Quel modello ti aiuta a evitare il peggiore errore OTA, che è quello di inviare direttamente a tutti perché una correzione sembra urgente. Le correzioni urgenti ancora hanno bisogno di barriere di sicurezza.
Un setup tipico inizia con l'installazione del plugin e l'inizializzazione dell'applicazione secondo le istruzioni del documento del platform, quindi l'assegnazione del canale in base all'ambiente. L'articolo su aggiornamenti OTA sicuri per l'app store è un punto di riferimento utile per impostare correttamente quei confini.
Invia piccole correzioni senza toccare il nativo code
Una volta integrato l'aggiornatore, il workflow pratico diventa semplice. Costruisci gli asset web aggiornati, pubblicali sul canale destinato, quindi lascia che l'applicazione li prenda e li applichi al lancio secondo la tua politica di aggiornamento.
Un esempio reale è un hotfix per una regressione di layout mobile:
- Regola il CSS nell'app Ionic.
- Esegui la costruzione web di produzione.
- Pubblica il bundle risultante sul canale di staging.
- Testa le versioni installate.
- Promuovi o pubblica la stessa correzione per la produzione.
Quell'approccio cambia la risposta agli incidenti. Senza OTA, un bug nel layer web può lasciarti in attesa della revisione della store e dell'adozione da parte degli utenti della nuova versione binaria. Con OTA, puoi correggere i file interessati, inviarli al pubblico giusto e osservare il rollout in modo controllato.

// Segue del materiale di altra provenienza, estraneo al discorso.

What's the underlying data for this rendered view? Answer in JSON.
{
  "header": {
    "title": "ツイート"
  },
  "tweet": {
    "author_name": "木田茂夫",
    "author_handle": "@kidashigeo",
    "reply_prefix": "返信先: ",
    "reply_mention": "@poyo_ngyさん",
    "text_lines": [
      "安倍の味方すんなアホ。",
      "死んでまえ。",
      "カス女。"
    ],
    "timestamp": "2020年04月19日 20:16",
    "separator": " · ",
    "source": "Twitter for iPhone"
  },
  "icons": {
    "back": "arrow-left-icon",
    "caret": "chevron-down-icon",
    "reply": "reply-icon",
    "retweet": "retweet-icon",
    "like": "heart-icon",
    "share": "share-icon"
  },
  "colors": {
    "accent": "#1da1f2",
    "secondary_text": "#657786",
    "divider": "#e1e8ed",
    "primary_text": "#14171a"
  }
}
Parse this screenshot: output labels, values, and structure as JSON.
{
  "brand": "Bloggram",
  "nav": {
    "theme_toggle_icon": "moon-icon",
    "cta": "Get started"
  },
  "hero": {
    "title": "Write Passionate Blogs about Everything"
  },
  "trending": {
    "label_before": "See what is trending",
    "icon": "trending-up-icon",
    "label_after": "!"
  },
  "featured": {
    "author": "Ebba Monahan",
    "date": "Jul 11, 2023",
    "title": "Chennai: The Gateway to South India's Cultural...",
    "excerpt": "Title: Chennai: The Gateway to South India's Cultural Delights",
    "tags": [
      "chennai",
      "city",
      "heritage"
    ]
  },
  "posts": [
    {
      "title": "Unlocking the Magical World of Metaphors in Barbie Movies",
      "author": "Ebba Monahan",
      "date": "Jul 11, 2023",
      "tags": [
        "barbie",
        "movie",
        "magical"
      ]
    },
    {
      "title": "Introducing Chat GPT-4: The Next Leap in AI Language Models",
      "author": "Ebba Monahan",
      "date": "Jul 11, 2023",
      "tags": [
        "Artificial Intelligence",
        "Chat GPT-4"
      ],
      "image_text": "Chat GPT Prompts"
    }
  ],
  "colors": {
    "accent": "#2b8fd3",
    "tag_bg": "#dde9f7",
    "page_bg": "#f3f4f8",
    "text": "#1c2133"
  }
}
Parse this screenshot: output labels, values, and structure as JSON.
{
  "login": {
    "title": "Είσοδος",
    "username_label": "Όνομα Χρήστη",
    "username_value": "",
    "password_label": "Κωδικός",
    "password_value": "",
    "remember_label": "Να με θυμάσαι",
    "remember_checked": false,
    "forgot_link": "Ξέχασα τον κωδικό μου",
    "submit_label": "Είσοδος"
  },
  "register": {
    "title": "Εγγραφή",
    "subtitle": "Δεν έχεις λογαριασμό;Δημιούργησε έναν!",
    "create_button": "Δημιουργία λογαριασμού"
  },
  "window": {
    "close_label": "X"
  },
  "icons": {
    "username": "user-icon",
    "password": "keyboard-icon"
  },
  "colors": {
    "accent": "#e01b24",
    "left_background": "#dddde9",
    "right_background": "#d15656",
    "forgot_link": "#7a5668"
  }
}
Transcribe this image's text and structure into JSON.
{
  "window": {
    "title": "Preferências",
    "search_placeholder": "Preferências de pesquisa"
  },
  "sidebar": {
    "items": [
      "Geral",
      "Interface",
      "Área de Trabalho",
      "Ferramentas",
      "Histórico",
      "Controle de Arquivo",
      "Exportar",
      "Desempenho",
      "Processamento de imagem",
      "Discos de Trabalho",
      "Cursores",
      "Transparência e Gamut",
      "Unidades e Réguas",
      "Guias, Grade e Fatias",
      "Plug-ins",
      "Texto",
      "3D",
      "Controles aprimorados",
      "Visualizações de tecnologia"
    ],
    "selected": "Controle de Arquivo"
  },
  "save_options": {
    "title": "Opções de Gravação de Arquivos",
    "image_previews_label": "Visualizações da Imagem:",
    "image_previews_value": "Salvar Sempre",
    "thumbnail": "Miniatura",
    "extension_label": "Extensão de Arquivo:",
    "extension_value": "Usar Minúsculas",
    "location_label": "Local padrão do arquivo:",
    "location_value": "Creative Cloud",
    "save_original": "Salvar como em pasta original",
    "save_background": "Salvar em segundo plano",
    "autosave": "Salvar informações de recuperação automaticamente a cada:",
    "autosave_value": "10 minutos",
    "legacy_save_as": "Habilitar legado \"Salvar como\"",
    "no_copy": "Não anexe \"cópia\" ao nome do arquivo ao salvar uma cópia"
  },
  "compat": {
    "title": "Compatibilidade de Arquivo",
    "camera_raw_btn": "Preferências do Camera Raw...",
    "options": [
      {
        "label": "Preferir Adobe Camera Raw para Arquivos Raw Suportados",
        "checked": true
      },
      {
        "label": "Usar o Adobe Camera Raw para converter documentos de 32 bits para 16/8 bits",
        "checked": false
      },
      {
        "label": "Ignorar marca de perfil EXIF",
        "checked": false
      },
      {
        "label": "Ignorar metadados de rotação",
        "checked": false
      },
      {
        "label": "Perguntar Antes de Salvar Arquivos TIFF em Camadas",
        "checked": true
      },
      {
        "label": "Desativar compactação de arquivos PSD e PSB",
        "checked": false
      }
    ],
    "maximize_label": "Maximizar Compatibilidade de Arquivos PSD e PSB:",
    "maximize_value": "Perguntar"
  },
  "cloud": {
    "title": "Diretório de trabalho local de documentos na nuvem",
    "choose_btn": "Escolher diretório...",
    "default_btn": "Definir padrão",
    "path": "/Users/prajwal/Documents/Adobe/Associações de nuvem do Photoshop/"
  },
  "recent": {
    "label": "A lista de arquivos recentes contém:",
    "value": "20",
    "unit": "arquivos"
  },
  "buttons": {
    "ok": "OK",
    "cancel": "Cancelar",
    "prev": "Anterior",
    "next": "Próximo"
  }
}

Gli aggiornamenti veloci sono utili solo se puoi mirarli in modo sicuro e annullarli quando necessario.
Il team che beneficia di più dall'OTA non sono i team temerari. Sono team disciplinati con confini di rilascio chiari, canali denominati e l'abitudine di trattare le correzioni del layer web come un flusso separato dalle rilasci nativi.
Problemi comuni di distribuzione e migliori pratiche.
La maggior parte dei problemi di distribuzione non è unica. Si ripetono tra i team perché gli stessi errori continuano a verificarsi sotto pressione di scadenza.
Fallimenti che si ripetono.
Errori di firma Android solitamente si riducono al password sbagliato, alias sbagliato o file keystore sbagliato utilizzato nella configurazione di rilascio. Quando succede, smetti di girare le credenziali a casaccio. Verifica il file, l'alias e i valori segreti prima di procedere.
Errori di costruzione iOS spesso si risolvono con una disallineamento tra identificatore del bundle, selezione del team, certificato e profilo di provisioning. I messaggi di errore di Xcode possono sembrare densi, ma la disallineamento è spesso letterale. Uno di quei valori non si allinea con gli altri.
Schermate bianche dopo l'installazione sono un classico. Le cause comuni includono:
- Applicazione di produzione che punta a un server di sviluppo al posto di risorse bundle
- Risorse web non ricostruite prima
npx cap sync - prima di lavorare su una nuova funzionalità prima di lavorare
- Modifiche dei plugin non sincronizzate nelle progetti nativi
Valori di ambiente runtime mancanti
nella versione di rilascio effettiva
Abitudini di rilascio che prevenire il lavoro di riparazione
Il meglio delle pratiche sono noiosi, e questo è il motivo per cui funzionano.
Se il tuo team distribuisce Capacitor app e vuole una via più sicura per inviare aggiornamenti del layer web dopo il lancio, Capgo è consigliabile valutare. Ti offre un workflow OTA strutturato con canali, roll-out controllati e supporto per il rollback, in modo da poter inviare aggiornamenti di JavaScript, CSS, copia e asset senza trasformare ogni piccolo aggiornamento in un'altra richiesta di pubblicazione dell'app store.